About 10 years ago, my mom and I were invited to some guy named Nate’s house. We didn’t know him very well, but going over to his house meant I could continue to procrastinate on cleaning my room (and we all know that everyone loves procrastinating) so we ventured over.
Nate sort of reminded me of a stereotypical frat boy. He seemed like some young (he was 24 and only three years younger than my mom but still…), cool and fun looking guy who barbequed and drank beer with his friends every weekend. If anyone knows me, I love cool, chill, super fun guys like that. I went home that day and told my mom that I hope she would get married to a guy like that. Now it is 9 years later, they have been married for four years and have two 8 month year old babies to show for it.
Stepparents can be a very sensitive subject. Some people love them; these people volunteer to be your parent and try to be the best parent they can be. Others hate them; they may fight not have equal respect. Every situation is different, which makes writing this actually really hard, however, looking back on my experience, I think that there are three stages of the relationship.
The first is the tantrum stage. When my stepdad first started coming around, I threw tantrums like there was no tomorrow. It didn’t matter how much I liked him, I was protective of my mom so he had to really prove himself. When he would come over, I would throw complete fits. When he would give my mom a hug, I would throw a tantrum. When he would say something to me that I didn’t like, I would throw a tantrum. My goal during this stage was to just ruin his life.
Stage two is the hot and cold stage. After the first year, Nate and I had a love/hate relationship. We would either be best friends or we would be throwing attitude and yelling – which lasted a while. This stage really allows for both parties to test their limits on what they can and cannot do and say.

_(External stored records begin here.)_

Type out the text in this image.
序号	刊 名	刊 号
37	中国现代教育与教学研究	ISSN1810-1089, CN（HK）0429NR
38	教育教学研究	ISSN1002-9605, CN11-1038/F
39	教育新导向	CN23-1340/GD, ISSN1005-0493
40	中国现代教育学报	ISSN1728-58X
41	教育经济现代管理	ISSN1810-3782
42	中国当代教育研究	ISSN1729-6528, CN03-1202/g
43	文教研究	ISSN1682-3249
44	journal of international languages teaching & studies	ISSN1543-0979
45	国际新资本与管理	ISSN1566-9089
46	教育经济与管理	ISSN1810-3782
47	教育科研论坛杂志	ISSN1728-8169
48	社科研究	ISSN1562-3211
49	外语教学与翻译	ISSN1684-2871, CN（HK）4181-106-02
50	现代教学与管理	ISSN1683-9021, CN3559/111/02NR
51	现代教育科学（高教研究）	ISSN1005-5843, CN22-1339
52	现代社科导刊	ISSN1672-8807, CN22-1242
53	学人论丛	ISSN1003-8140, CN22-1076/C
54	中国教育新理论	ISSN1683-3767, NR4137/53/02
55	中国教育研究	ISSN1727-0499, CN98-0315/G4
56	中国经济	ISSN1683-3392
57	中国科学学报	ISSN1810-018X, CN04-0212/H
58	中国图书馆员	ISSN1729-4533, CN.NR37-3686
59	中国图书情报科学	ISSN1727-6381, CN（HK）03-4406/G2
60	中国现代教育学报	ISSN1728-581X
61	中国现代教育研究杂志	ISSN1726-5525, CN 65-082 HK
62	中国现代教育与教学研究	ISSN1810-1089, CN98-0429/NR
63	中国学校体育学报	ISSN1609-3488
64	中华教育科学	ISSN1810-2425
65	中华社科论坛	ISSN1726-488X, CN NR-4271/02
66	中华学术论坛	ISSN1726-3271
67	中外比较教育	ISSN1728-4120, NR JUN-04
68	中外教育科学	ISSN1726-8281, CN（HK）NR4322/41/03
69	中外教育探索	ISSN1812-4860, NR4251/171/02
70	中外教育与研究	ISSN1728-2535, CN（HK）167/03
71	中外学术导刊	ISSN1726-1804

The final stage is one that may take a while to get to. This is the stage of true understanding and acceptance. Personally, it took me eight years and going to college to get here. When you are 2,600 miles away from home you realize things. You realize who misses you, who is willing to help you and who genuinely cares about you.
To sum things up, parenting is hard and whether you want them or not, your stepparent is there. As someone who has had a stepparent for the last 10 years, I would say a few things. Be patient because even though they aren’t your biological parent, they probably really care about you, even more than you know. Give them the respect they deserve, they are voluntarily taking on the hardest job in the world and it’s not a job that you can just jump into and be great at. Lastly, always give them a chance. Whether they want to take you out to lunch or even show you their crazy family traditions, stepparents do not wake up thinking, “Hmm… what can I do to ruin this person’s day?” They care about you. They want to get to know you. They want to be your family. Let these people into your life and it may truly be the best decision of you could ever make.